Swap the threshold/for-window to match your policy. For projected exhaustion alerts use fleetforge_budget_tokens_projected_burn_sum / fleetforge_budget_tokens_projected_burn_count compared against the known limit. Queue pressure alerts can rely on histogram_quantile(0.95, fleetforge_queue_lag_seconds_bucket) (e.g. trigger when the 95th percentile exceeds a few seconds).

6. Fan out traces to third-party platforms

Set FLEETFORGE_TRACE_EXPORTERS=langsmith,langfuse,phoenix (any comma-separated combination) to fan out every outbox event to your preferred observability platforms while Kafka/ClickHouse remain the system of record. Exporters are distributed as optional plugins: drop a manifest such as plugins/exporters/langsmith.toml containing name = "langsmith" (and optionally enabled = true) on disk before turning on the env var. Without a manifest the runtime ignores the exporter and continues using the OTEL collector as the blessed default. Each exporter expects service-specific credentials:

  • LangSmithLANGSMITH_API_KEY (optional: LANGSMITH_API_URL, LANGSMITH_DATASET_ID)
  • LangfuseLANGFUSE_PUBLIC_KEY, LANGFUSE_SECRET_KEY (optional: LANGFUSE_BASE_URL)
  • PhoenixPHOENIX_API_KEY (optional: PHOENIX_BASE_URL, PHOENIX_WORKSPACE)

The runtime delivers the canonical run/step envelope (including trace metadata) to the configured APIs using reqwest over HTTPS. Failures are logged as warnings but do not block the primary Kafka/ClickHouse pipeline.

7. Kafka / Outbox configuration checklist

FleetForge’s outbox forwarder delivers events via Kafka/Redpanda.

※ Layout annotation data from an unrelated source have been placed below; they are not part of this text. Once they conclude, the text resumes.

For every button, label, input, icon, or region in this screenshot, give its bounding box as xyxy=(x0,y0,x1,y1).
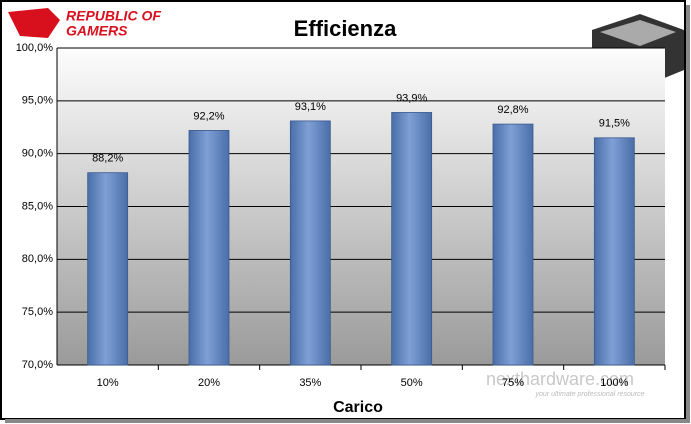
value-label: 92,8% xyxy=(497,104,528,116)
value-label: 92,2% xyxy=(193,110,224,122)
y-tick-label: 75,0% xyxy=(22,306,53,318)
psu-top xyxy=(600,20,676,46)
y-tick-label: 80,0% xyxy=(22,253,53,265)
y-tick-label: 100,0% xyxy=(16,42,54,54)
logo: REPUBLIC OF GAMERS xyxy=(8,8,161,39)
frame-shadow xyxy=(686,5,690,423)
x-tick-label: 75% xyxy=(502,377,524,389)
value-label: 93,9% xyxy=(396,92,427,104)
x-tick-label: 100% xyxy=(600,377,628,389)
x-tick-label: 35% xyxy=(299,377,321,389)
y-tick-label: 95,0% xyxy=(22,95,53,107)
watermark: nexthardware.com xyxy=(486,369,634,389)
x-tick-label: 50% xyxy=(401,377,423,389)
x-axis-title: Carico xyxy=(333,399,383,416)
bar xyxy=(289,120,331,366)
chart-title: Efficienza xyxy=(294,16,397,41)
bar xyxy=(492,123,534,366)
frame-shadow xyxy=(5,419,687,423)
x-tick-label: 10% xyxy=(97,377,119,389)
y-tick-label: 70,0% xyxy=(22,359,53,371)
y-tick-label: 90,0% xyxy=(22,148,53,160)
logo-text: REPUBLIC OF xyxy=(66,8,161,24)
bar xyxy=(87,172,129,366)
value-label: 88,2% xyxy=(92,153,123,165)
bar xyxy=(391,112,433,366)
x-tick-label: 20% xyxy=(198,377,220,389)
y-tick-label: 85,0% xyxy=(22,200,53,212)
watermark-tagline: your ultimate professional resource xyxy=(535,391,645,398)
bar xyxy=(593,137,635,366)
value-label: 91,5% xyxy=(599,118,630,130)
bar xyxy=(188,130,230,366)
logo-text: GAMERS xyxy=(66,23,128,39)
value-label: 93,1% xyxy=(295,101,326,113)
logo-emblem xyxy=(8,8,60,38)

By default it operates in at-least-once mode; you must supply the correct producer and consumer settings to reach effectively-exactly-once semantics.

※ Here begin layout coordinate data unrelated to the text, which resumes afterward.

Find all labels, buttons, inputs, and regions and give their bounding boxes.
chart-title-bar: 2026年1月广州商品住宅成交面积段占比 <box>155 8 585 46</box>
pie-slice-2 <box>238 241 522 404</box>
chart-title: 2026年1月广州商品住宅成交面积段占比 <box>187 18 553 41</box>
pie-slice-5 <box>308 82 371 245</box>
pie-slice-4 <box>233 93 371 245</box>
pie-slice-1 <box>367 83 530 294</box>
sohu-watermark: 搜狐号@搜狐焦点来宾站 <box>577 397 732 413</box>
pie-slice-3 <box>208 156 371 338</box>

  1. Enable producer transactions

    • Set transactional.id=<unique-worker-id> in BusConfig (or via client_props).
    • Keep enable.idempotence=true (the forwarder sets this automatically).
    • This mirrors Confluent’s recommended transactional outbox flow—single DB write + Kafka transaction—avoiding dual writes and unlocking exactly-once delivery when paired with configured consumers.
  2. Harden consumers

    • Use isolation.level=read_committed so aborted transactions are filtered.
    • Continue de-duplicating on the outbox key (event.id) as defense in depth.
  3. Run the configuration smoke test

    • Execute just check-transactional-forwarder (or the equivalent CI step) with your configuration. The test confirms that the forwarder detects the transactional ID and that transactional() is enabled; failures surface misconfigurations before production.
  4. Fallback behaviour

    • Without a transactional ID the forwarder logs a warning and remains in at-least-once mode. Consumers must treat events idempotently in this mode.
  5. Monitor delivery metrics

    • Export the forwarder’s metrics (e.g., send success/failure counters) to observe retry storms or broker issues while tuning your deployment.